La internacionalización suele requerir entre 12 y 24 meses antes de obtener resultados significativos; e implica una inversión aproximada de unos 20.000 euros en desplazamientos, ferias, promoción digital y prospección comercial. Las empresas que entienden que es un proceso de largo recorrido y que reservan recursos para adaptarse, reestructurar esfuerzos o modificar prioridades son las que avanzan con más seguridad.

'Catalunya Exporta' es el nuevo programa de la Generalitat para ayudar a las empresas catalanas a comenzar a exportar ACCIÓ, agencia para el crecimiento de las empresas

Escoger el mercado correcto

La elección del mercado es otro punto importante. Un error común es elegir un país simplemente porque “está de moda”, porque alguien ha hablado bien o porque se tiene la percepción de que se abren oportunidades. Pero la elección de un mercado requiere que esté basada en criterios más sólidos.

El proceso empieza habitualmente con un primer filtro digital, observando tendencias de consumo, siguiendo el comportamiento de la competencia, analizando la demanda a través de palabras clave o detectando interés en marketplaces internacionales. Después hay que contrastar estos datos con una evaluación de las posibles barreras que se pueden encontrar, desde la regulación y los requisitos técnicos hasta la diferencia cultural o la dificultad logística.

Muchas empresas prefieren empezar por países cercanos, especialmente dentro de la Unión Europea, para aprovechar la regulación del mercado único y unas distancias más cortas. Y, finalmente, la decisión se tiene que basar en una metodología clara, elaborar una lista de posibles mercados, compararlos con criterios cuantificables y puntuarlos para priorizar aquellos con más viabilidad real.

Como se aprecia, hay tres errores que se repiten a menudo. El primero es no tener una estrategia clara y salir al exterior con la idea de que ya se aprenderá por el camino. El segundo, escoger mal el mercado. Y el tercero, pensar que los resultados llegarán rápidamente y que con pocos recursos ya habrá suficiente. La realidad, sin embargo, es que exportar implica inversión, paciencia y adaptación.

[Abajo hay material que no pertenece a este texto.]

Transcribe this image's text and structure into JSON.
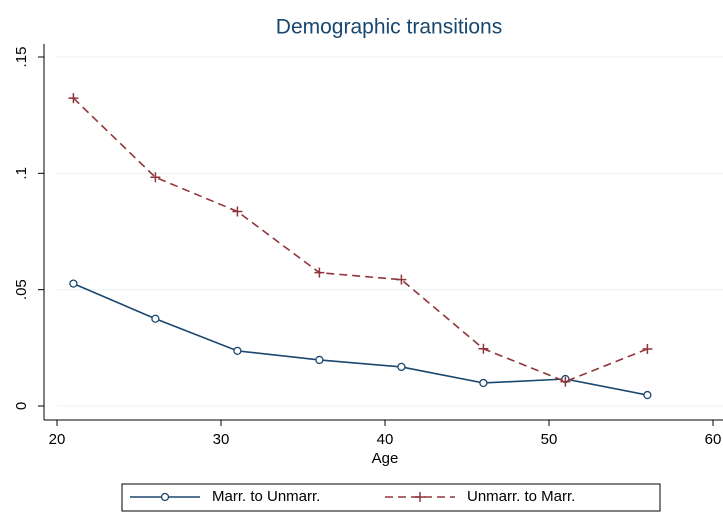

El apoyo de agentes y organismos especializados

Ahora bien, internacionalizarse no quiere decir tener que hacer el camino en solitario. De hecho, muchas empresas catalanas logran consolidar las exportaciones gracias al apoyo de organismos especializados que ofrecen conocimiento local, contactos y orientación estratégica.

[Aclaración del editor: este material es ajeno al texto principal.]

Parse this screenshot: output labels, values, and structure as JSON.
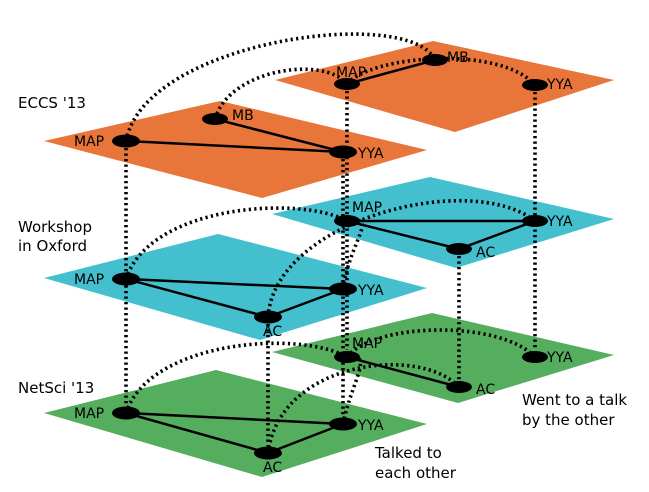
{
  "layers": [
    {
      "label": "ECCS '13",
      "color": "#e8753a"
    },
    {
      "label_lines": [
        "Workshop",
        "in Oxford"
      ],
      "color": "#43bfcd"
    },
    {
      "label": "NetSci '13",
      "color": "#55ad5e"
    }
  ],
  "nodes": {
    "map": "MAP",
    "mb": "MB",
    "yya": "YYA",
    "ac": "AC"
  },
  "legend": {
    "back": [
      "Went to a talk",
      "by the other"
    ],
    "front": [
      "Talked to",
      "each other"
    ]
  }
}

En este sentido, ACCIÓ, la agencia para el crecimiento de las empresas de la Generalitat, lidera el nuevo programa ‘Catalunya Exporta’ para facilitar los primeras pasos a las empresas catalanas que quieren empezar a exportar. Además, dispone de los Cupones ACCIÓ de Internacionalización, que permiten desarrollar la estrategia exportadora e iniciar el proceso de exportación con el asesoramiento de expertos. Estos, y otros servicios y ayudas de ACCIÓ, abren la puerta a la internacionalización empresarial de forma sólida y sostenible.

Exportar es una decisión valiente que puede transformar el futuro de una empresa. Con una buena preparación interna, una estrategia clara, criterio en la elección del mercado y el apoyo adecuado, cualquier empresa, grande o pequeña, puede descubrir su potencial internacional y crecer más allá de sus fronteras.